Failure Modes and Edge Cases in Production Reproducibility
Training Serving Skew
Training serving skew occurs when models are trained on batch features but served with real time features, causing up to 20 percent accuracy drop. A ranking model trained on yesterday aggregated user statistics but served with current session features sees distribution shift. Data time-travel gaps happen when source systems overwrite or delete data; reproduced runs silently read different inputs. An append only raw table gets compacted or a 90 day retention policy deletes the training window you need to replay. Fix with append only storage, snapshotting, and dataset fingerprints using content hashes that fail loudly when data is missing.
Feature Skew
Feature skew between offline and online systems is subtle. Training might compute a 30 day click through rate using exact timestamps, while serving uses a cached daily aggregate that updates at midnight. The model learns on precise signals but predicts with stale approximations. Uber Zipline solves this by version controlling feature definitions and materializations, ensuring training and serving read from the same logical feature pipeline. Partial logging or missing lineage happens when teams forget to log configs or datasets; models enter the registry without provenance. Fix with pipeline gates that block artifact registration unless mandatory fields are present.
PII Leakage and Security
PII leakage in metadata occurs when teams log configurations or parameters that include secrets or PII. An experiment config might accidentally log a database connection string or customer IDs. Fix with client side redaction, allowlisted fields, and automated detectors that scan metadata for patterns like credit card numbers. Encrypt sensitive fields at rest.

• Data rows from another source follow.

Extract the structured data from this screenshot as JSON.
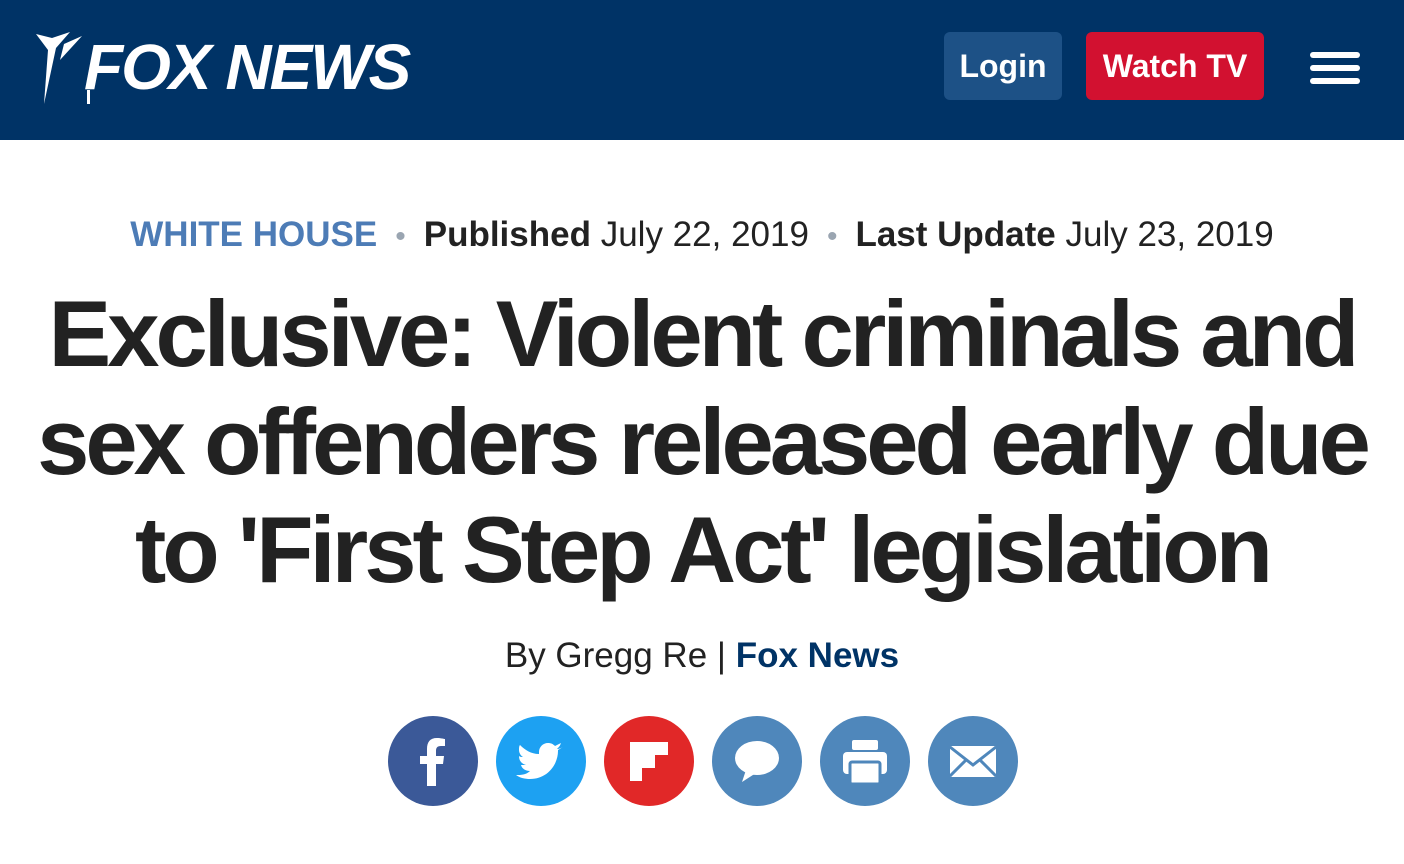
{
  "header": {
    "logo_text": "FOX NEWS",
    "login_label": "Login",
    "watch_label": "Watch TV",
    "bg_color": "#003366",
    "watch_color": "#d21130",
    "login_color": "#1d5186"
  },
  "article": {
    "category": "WHITE HOUSE",
    "published_label": "Published",
    "published_date": "July 22, 2019",
    "updated_label": "Last Update",
    "updated_date": "July 23, 2019",
    "separator": "•",
    "headline": "Exclusive: Violent criminals and sex offenders released early due to 'First Step Act' legislation",
    "byline_prefix": "By Gregg Re",
    "byline_divider": "|",
    "byline_source": "Fox News",
    "category_color": "#4d7cb6"
  },
  "share": [
    {
      "name": "facebook",
      "icon": "facebook-icon",
      "color": "#3b5998"
    },
    {
      "name": "twitter",
      "icon": "twitter-icon",
      "color": "#1da1f2"
    },
    {
      "name": "flipboard",
      "icon": "flipboard-icon",
      "color": "#e12828"
    },
    {
      "name": "comments",
      "icon": "comment-icon",
      "color": "#4f87bb"
    },
    {
      "name": "print",
      "icon": "print-icon",
      "color": "#4f87bb"
    },
    {
      "name": "email",
      "icon": "email-icon",
      "color": "#4f87bb"
    }
  ]
}
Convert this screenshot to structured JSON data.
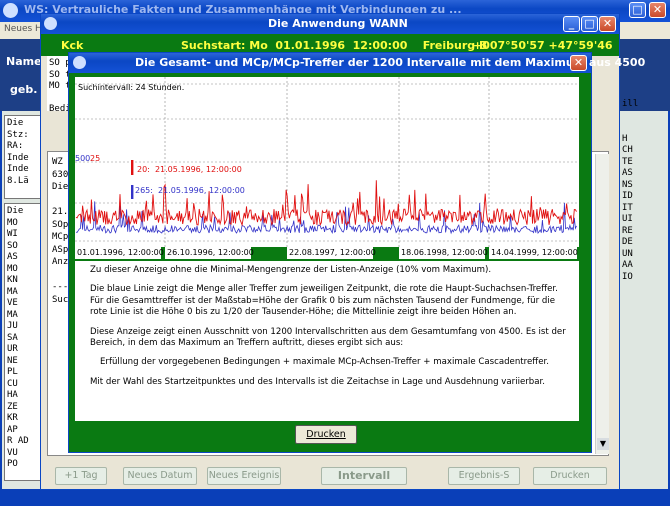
{
  "back_window": {
    "title": "WS: Vertrauliche Fakten und Zusammenhänge mit Verbindungen zu ...",
    "menu_item": "Neues H",
    "name_label": "Name",
    "geb_label": "geb.",
    "left_text_top": [
      "Die",
      "Stz:",
      "RA:",
      "Inde",
      "Inde",
      "8.Lä"
    ],
    "left_text_bottom": [
      "Die",
      "MO",
      "WI",
      "SO",
      "AS",
      "MO",
      "KN",
      "MA",
      "VE",
      "MA",
      "JU",
      "SA",
      "UR",
      "NE",
      "PL",
      "CU",
      "HA",
      "ZE",
      "KR",
      "AP",
      "R AD",
      "VU",
      "PO"
    ],
    "right_text": [
      "ill",
      "",
      "",
      "H",
      "CH",
      "TE",
      "AS",
      "NS",
      "ID",
      "IT",
      "UI",
      "RE",
      "DE",
      "UN",
      "AA",
      "IO",
      "",
      "",
      "",
      "",
      "",
      "",
      "",
      "",
      "",
      "",
      ""
    ]
  },
  "mid_window": {
    "title": "Die Anwendung WANN",
    "kck": "Kck",
    "search_start": "Suchstart: Mo  01.01.1996  12:00:00    Freiburg B",
    "coords": "+007°50'57  +47°59'46",
    "left_lines": [
      "SO p",
      "SO t",
      "MO t",
      "",
      "Bedi"
    ],
    "panel_lines": [
      "WZ",
      "630",
      "Die",
      "",
      "21.",
      "SOp",
      "MCp",
      "ASp",
      "Anz",
      "",
      "---",
      "Suc"
    ],
    "buttons": {
      "prev_day": "+1 Tag",
      "new_date": "Neues Datum",
      "new_event": "Neues Ereignis",
      "interval": "Intervall",
      "result": "Ergebnis-S",
      "print": "Drucken"
    }
  },
  "dialog": {
    "title": "Die Gesamt- und MCp/MCp-Treffer der 1200 Intervalle mit dem Maximum aus 4500",
    "interval_label": "Suchintervall: 24 Stunden.",
    "y_label_blue": "500",
    "y_label_red": "25",
    "max_red": "20:  21.05.1996, 12:00:00",
    "max_blue": "265:  21.05.1996, 12:00:00",
    "dates": [
      "01.01.1996, 12:00:00",
      "26.10.1996, 12:00:00",
      "22.08.1997, 12:00:00",
      "18.06.1998, 12:00:00",
      "14.04.1999, 12:00:00"
    ],
    "info": [
      "Zu dieser Anzeige ohne die Minimal-Mengengrenze der Listen-Anzeige (10% vom Maximum).",
      "Die blaue Linie zeigt die Menge aller Treffer zum jeweiligen Zeitpunkt, die rote die Haupt-Suchachsen-Treffer. Für die Gesamttreffer ist der Maßstab=Höhe der Grafik 0 bis zum nächsten Tausend der Fundmenge, für die rote Linie ist die Höhe 0 bis zu  1/20  der Tausender-Höhe; die Mittellinie zeigt ihre beiden Höhen an.",
      "Diese Anzeige zeigt einen Ausschnitt von 1200 Intervallschritten aus dem Gesamtumfang von 4500. Es ist der Bereich, in dem das Maximum an Treffern auftritt, dieses ergibt sich aus:",
      "Erfüllung der vorgegebenen Bedingungen + maximale MCp-Achsen-Treffer + maximale Cascadentreffer.",
      "Mit der Wahl des Startzeitpunktes und des Intervalls ist die Zeitachse in Lage und Ausdehnung variierbar."
    ],
    "print_button": "Drucken",
    "colors": {
      "blue_series": "#3232c8",
      "red_series": "#e01010",
      "frame_green": "#0a7a12"
    }
  }
}
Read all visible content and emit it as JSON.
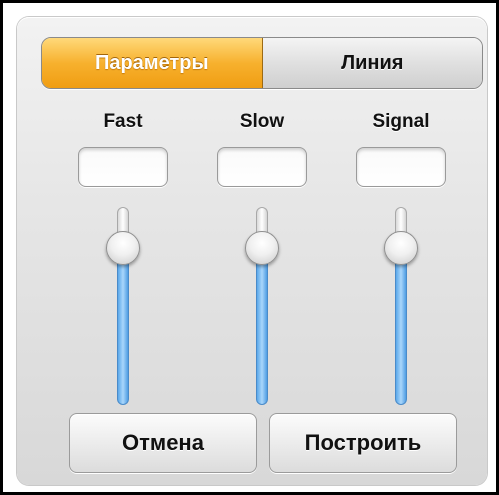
{
  "tabs": [
    {
      "label": "Параметры",
      "selected": true
    },
    {
      "label": "Линия",
      "selected": false
    }
  ],
  "columns": [
    {
      "label": "Fast",
      "value": "",
      "slider_level": 0.8
    },
    {
      "label": "Slow",
      "value": "",
      "slider_level": 0.8
    },
    {
      "label": "Signal",
      "value": "",
      "slider_level": 0.8
    }
  ],
  "buttons": {
    "cancel_label": "Отмена",
    "build_label": "Построить"
  },
  "colors": {
    "accent": "#f7b12e",
    "slider_fill": "#5aa8ea"
  }
}
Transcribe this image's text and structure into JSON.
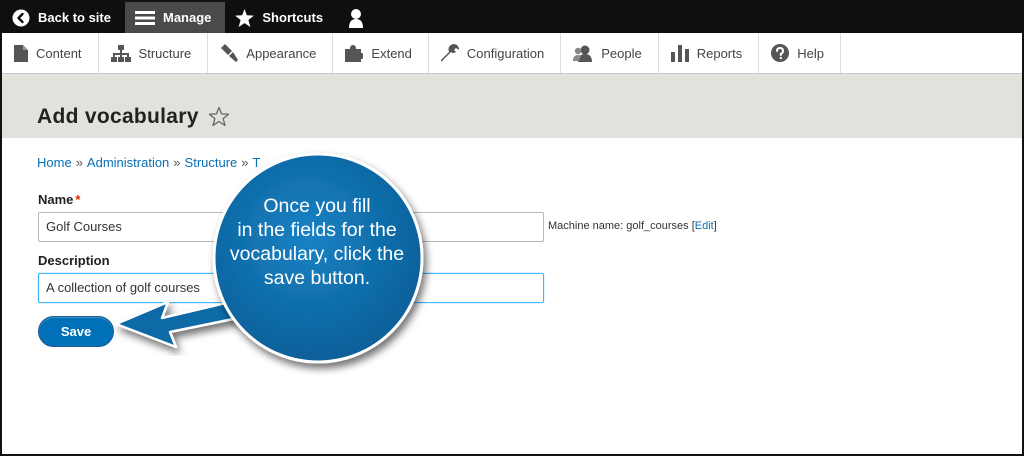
{
  "toolbar": {
    "back_label": "Back to site",
    "manage_label": "Manage",
    "shortcuts_label": "Shortcuts"
  },
  "menu": {
    "content": "Content",
    "structure": "Structure",
    "appearance": "Appearance",
    "extend": "Extend",
    "configuration": "Configuration",
    "people": "People",
    "reports": "Reports",
    "help": "Help"
  },
  "page": {
    "title": "Add vocabulary"
  },
  "breadcrumb": {
    "home": "Home",
    "administration": "Administration",
    "structure": "Structure",
    "taxonomy_partial": "T",
    "separator": "»"
  },
  "form": {
    "name_label": "Name",
    "name_required": "*",
    "name_value": "Golf Courses",
    "machine_name_prefix": "Machine name: golf_courses [",
    "machine_name_edit": "Edit",
    "machine_name_suffix": "]",
    "description_label": "Description",
    "description_value": "A collection of golf courses",
    "save_label": "Save"
  },
  "callout": {
    "line1": "Once you fill",
    "line2": "in the fields for the",
    "line3": "vocabulary, click the",
    "line4": "save button."
  },
  "colors": {
    "toolbar_bg": "#0f0f0f",
    "header_bg": "#e2e1db",
    "link": "#0a6eb4",
    "primary_button": "#0071b8",
    "callout_fill": "#0a6aa6",
    "required": "#e32700"
  }
}
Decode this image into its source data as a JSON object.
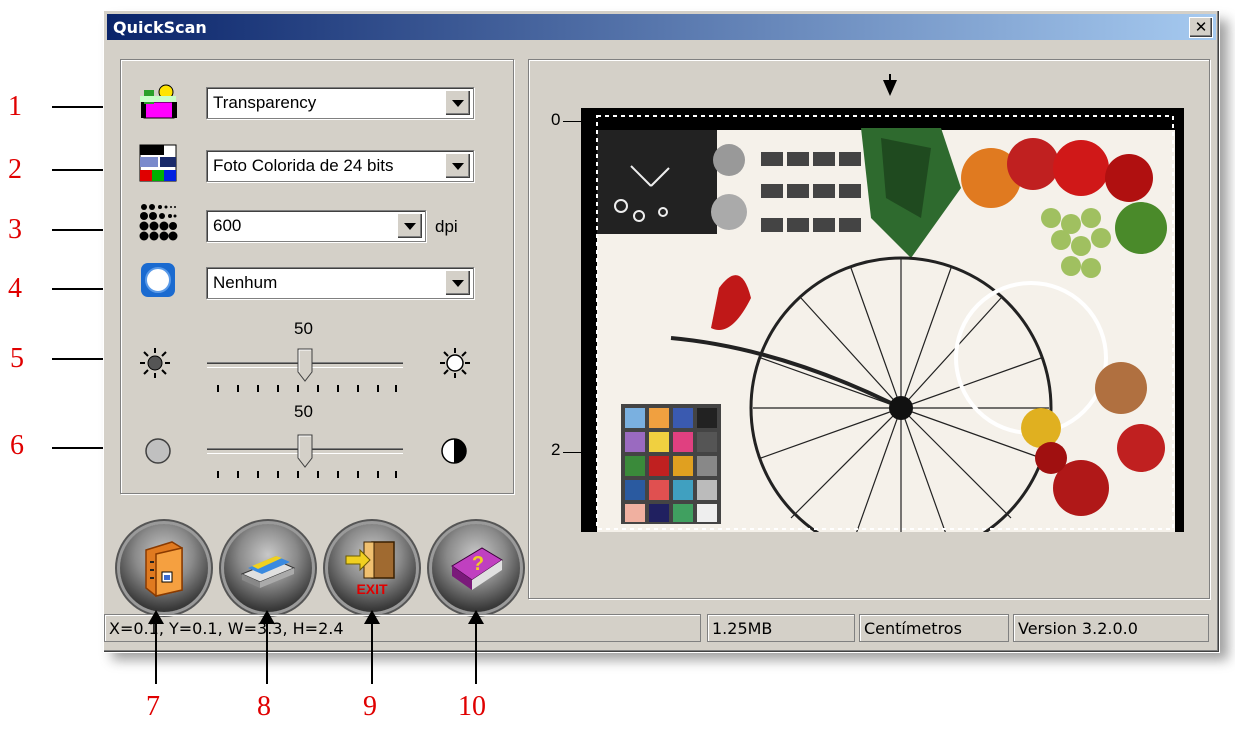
{
  "window": {
    "title": "QuickScan"
  },
  "callouts": [
    "1",
    "2",
    "3",
    "4",
    "5",
    "6",
    "7",
    "8",
    "9",
    "10"
  ],
  "settings": {
    "scan_source": {
      "value": "Transparency",
      "icon": "scan-source-icon"
    },
    "image_type": {
      "value": "Foto Colorida de 24 bits",
      "icon": "image-type-icon"
    },
    "resolution": {
      "value": "600",
      "unit": "dpi",
      "icon": "resolution-icon"
    },
    "filter": {
      "value": "Nenhum",
      "icon": "filter-icon"
    },
    "brightness": {
      "value": "50",
      "level": 0.5,
      "icon_low": "brightness-low-icon",
      "icon_high": "brightness-high-icon"
    },
    "contrast": {
      "value": "50",
      "level": 0.5,
      "icon_low": "contrast-low-icon",
      "icon_high": "contrast-high-icon"
    }
  },
  "buttons": [
    {
      "name": "scan-to-folder-button",
      "icon": "folder-icon"
    },
    {
      "name": "preview-button",
      "icon": "scanner-icon"
    },
    {
      "name": "exit-button",
      "icon": "exit-icon",
      "label": "EXIT"
    },
    {
      "name": "help-button",
      "icon": "help-book-icon",
      "label": "?"
    }
  ],
  "preview": {
    "ruler_labels": [
      "0",
      "2"
    ]
  },
  "status": {
    "coords": "X=0.1, Y=0.1, W=3.3, H=2.4",
    "size": "1.25MB",
    "units": "Centímetros",
    "version": "Version 3.2.0.0"
  },
  "colors": {
    "callout": "#e00000",
    "titlebar_start": "#0a246a",
    "titlebar_end": "#a6caf0",
    "face": "#d4d0c8"
  }
}
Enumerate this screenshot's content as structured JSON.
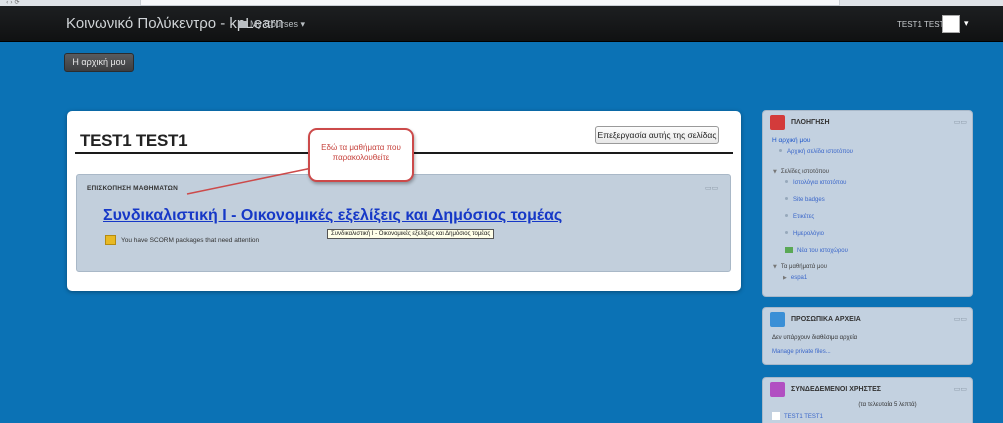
{
  "navbar": {
    "brand": "Κοινωνικό Πολύκεντρο - kpLearn",
    "my_courses": "My Courses",
    "user_name": "TEST1 TEST1"
  },
  "home_button": "Η αρχική μου",
  "main": {
    "title": "TEST1 TEST1",
    "edit_button": "Επεξεργασία αυτής της σελίδας",
    "overview": {
      "heading": "ΕΠΙΣΚΟΠΗΣΗ ΜΑΘΗΜΑΤΩΝ",
      "course_link": "Συνδικαλιστική Ι - Οικονομικές εξελίξεις και Δημόσιος τομέας",
      "tooltip": "Συνδικαλιστική Ι - Οικονομικές εξελίξεις και Δημόσιος τομέας",
      "scorm_notice": "You have SCORM packages that need attention"
    },
    "callout": "Εδώ τα μαθήματα που παρακολουθείτε"
  },
  "navigation": {
    "title": "ΠΛΟΗΓΗΣΗ",
    "home": "Η αρχική μου",
    "site_home": "Αρχική σελίδα ιστοτόπου",
    "site_pages": "Σελίδες ιστοτόπου",
    "blogs": "Ιστολόγια ιστοτόπου",
    "badges": "Site badges",
    "tags": "Ετικέτες",
    "calendar": "Ημερολόγιο",
    "news": "Νέα του ιστοχώρου",
    "my_courses": "Τα μαθήματά μου",
    "course": "espa1"
  },
  "private_files": {
    "title": "ΠΡΟΣΩΠΙΚΑ ΑΡΧΕΙΑ",
    "empty": "Δεν υπάρχουν διαθέσιμα αρχεία",
    "manage": "Manage private files..."
  },
  "online_users": {
    "title": "ΣΥΝΔΕΔΕΜΕΝΟΙ ΧΡΗΣΤΕΣ",
    "last": "(τα τελευταία 5 λεπτά)",
    "user": "TEST1 TEST1"
  },
  "colors": {
    "page_bg": "#0b72b5",
    "navbar_bg": "#1d1f21",
    "block_bg": "#c3d1e0",
    "link": "#1638c7",
    "callout": "#cc4a4a"
  }
}
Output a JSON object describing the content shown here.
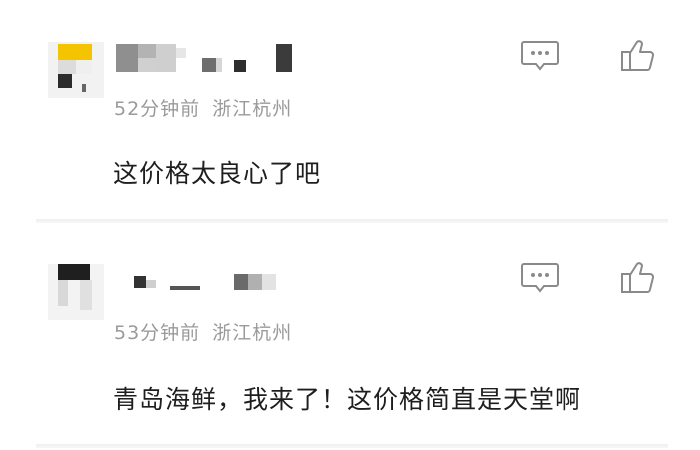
{
  "comments": [
    {
      "time": "52分钟前",
      "location": "浙江杭州",
      "text": "这价格太良心了吧",
      "reply_icon": "comment-bubble-icon",
      "like_icon": "thumbs-up-icon"
    },
    {
      "time": "53分钟前",
      "location": "浙江杭州",
      "text": "青岛海鲜，我来了！这价格简直是天堂啊",
      "reply_icon": "comment-bubble-icon",
      "like_icon": "thumbs-up-icon"
    }
  ],
  "colors": {
    "meta_text": "#9a9a9a",
    "body_text": "#1e1e1e",
    "icon_stroke": "#8a8a8a",
    "divider": "#efefef",
    "avatar_accent": "#f5c400"
  }
}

Statistical Overfitting and Infrastructure Issues
Statistical overfitting to the test set inflates Type I error when iterating many runs against the same validation slice. After evaluating 100 hyperparameter combinations, the best one likely overfit to noise. Fix with pre-registered evaluation protocols, multiple repeats for top candidates, and holdback test sets accessed only for final contenders. Metadata store hot spots happen during hyperparameter optimization bursts. Fix with write optimized append only event logs, eventual materialized views, and time based partitioning.